Clark turned toward the star system. He couldn't see any of the planets nor could he see the escape pods. They were too small and too far away.

"Probability of lifeforms in pods is twelve percent," said the computer.

For an instant Clark was confused. Why provide escape pods if not for the crew. Then he thought about the intell probes carried in his ship, that were carried by each of the scout ships. They were designed to home on the fleet rally signal and provide data in the event that his ship was damaged or destroyed and he couldn't report.

"Can we still intercept and destroy?" He was searching for the pods on the heads up.

"Affirmative."

"Plot course for intercept and destroy each of the pods when possible."

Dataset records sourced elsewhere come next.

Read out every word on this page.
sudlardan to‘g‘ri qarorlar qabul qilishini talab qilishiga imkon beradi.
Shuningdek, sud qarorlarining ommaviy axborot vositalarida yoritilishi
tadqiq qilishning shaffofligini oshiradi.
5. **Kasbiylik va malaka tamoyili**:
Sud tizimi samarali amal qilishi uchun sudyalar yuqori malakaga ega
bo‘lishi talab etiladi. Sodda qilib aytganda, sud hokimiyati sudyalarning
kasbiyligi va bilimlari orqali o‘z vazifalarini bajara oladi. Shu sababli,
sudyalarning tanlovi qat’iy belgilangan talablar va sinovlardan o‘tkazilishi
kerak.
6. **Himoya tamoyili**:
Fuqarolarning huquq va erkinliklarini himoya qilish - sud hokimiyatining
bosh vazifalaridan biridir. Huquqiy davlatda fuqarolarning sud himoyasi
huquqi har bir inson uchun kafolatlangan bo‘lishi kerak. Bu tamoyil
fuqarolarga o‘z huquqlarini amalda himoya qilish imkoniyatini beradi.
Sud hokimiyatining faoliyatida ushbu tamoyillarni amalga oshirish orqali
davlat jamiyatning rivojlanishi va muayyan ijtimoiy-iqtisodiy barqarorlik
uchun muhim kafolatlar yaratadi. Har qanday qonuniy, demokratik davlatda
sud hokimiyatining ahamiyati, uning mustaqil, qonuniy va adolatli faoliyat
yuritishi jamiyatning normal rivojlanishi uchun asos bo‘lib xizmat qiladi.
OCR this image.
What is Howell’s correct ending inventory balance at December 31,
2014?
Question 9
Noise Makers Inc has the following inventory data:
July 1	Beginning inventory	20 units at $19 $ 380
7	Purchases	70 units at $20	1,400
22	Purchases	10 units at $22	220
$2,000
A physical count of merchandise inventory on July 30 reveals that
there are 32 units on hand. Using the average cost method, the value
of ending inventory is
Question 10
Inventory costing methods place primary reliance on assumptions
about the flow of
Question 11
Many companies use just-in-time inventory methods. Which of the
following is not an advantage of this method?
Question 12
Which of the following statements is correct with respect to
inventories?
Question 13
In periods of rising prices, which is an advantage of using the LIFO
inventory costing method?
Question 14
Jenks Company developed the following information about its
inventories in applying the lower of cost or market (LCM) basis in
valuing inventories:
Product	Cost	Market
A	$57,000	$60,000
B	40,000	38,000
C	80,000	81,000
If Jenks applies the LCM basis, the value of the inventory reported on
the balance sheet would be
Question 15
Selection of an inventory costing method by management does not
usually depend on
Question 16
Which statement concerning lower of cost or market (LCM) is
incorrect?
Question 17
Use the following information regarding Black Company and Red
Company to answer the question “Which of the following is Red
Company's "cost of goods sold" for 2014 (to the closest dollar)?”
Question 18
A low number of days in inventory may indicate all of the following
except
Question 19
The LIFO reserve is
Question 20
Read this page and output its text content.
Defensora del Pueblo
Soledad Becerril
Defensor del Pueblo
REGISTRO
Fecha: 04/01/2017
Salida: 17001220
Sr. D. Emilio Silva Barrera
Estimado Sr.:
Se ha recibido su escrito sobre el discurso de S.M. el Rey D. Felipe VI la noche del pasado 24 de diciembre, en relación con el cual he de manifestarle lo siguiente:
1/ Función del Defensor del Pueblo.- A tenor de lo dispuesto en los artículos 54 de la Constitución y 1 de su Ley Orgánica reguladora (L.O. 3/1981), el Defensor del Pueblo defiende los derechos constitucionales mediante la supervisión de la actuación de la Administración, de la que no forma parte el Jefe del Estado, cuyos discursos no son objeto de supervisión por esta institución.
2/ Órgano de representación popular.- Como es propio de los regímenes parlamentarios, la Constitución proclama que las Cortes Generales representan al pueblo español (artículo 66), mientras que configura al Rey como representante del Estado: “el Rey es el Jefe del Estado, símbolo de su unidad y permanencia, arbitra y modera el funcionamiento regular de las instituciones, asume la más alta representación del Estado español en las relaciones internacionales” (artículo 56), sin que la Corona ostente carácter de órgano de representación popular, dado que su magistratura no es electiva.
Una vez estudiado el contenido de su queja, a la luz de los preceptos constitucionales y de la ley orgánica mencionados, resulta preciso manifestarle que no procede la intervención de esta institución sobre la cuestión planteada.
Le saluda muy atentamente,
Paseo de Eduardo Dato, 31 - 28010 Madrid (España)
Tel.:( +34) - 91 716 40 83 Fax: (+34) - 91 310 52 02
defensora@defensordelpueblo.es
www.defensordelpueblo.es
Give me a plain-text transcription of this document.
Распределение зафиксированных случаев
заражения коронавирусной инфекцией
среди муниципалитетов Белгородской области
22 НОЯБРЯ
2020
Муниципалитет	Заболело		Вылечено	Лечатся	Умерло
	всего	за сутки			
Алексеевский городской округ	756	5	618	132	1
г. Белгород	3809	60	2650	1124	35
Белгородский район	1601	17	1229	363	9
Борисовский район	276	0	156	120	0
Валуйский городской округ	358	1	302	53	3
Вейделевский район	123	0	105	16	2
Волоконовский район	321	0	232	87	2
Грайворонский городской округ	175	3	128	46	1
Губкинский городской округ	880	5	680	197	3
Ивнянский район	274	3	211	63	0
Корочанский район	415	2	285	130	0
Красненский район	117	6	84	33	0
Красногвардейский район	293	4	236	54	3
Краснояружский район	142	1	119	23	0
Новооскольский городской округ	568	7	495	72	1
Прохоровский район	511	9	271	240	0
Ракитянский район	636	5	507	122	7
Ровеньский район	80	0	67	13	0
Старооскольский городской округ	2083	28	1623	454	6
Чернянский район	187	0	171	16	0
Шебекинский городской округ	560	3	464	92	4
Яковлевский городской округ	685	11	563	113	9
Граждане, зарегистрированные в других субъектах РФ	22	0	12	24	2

The computer didn't respond. Clark felt the ship turn and accelerate. He leaned back, scanning the instruments and then trying to see something through the tiny windows. A pinpoint of light flared and caught his attention.

"First pod destroyed. Second has entered the star system. Course is unaltered."

"Are any of the planets inhabited."

"Sensor scans reveal an industrial complex on the fourth planet."

Clark had been a scout long enough to know that the computer hadn't answered the question that he had asked. It told him that there was an industrial complex but that didn't mean the planet contained any life.

"Second pod has been destroyed."

"Decelerate," said Clark.

"Decelerating."

"I have the flight controls again," said Clark.

"Ship control relinquished."

"We will make a quiet pass at the fourth planet and then return to the fleet."

"Orders specify," the computer warned in its flat, mechanical voice, "Locate and report all spacefaring entities. The mission has been accomplished."

"I know that," said Clark. He didn't care that he was arguing with a computer. "We will check out that industrial complex first."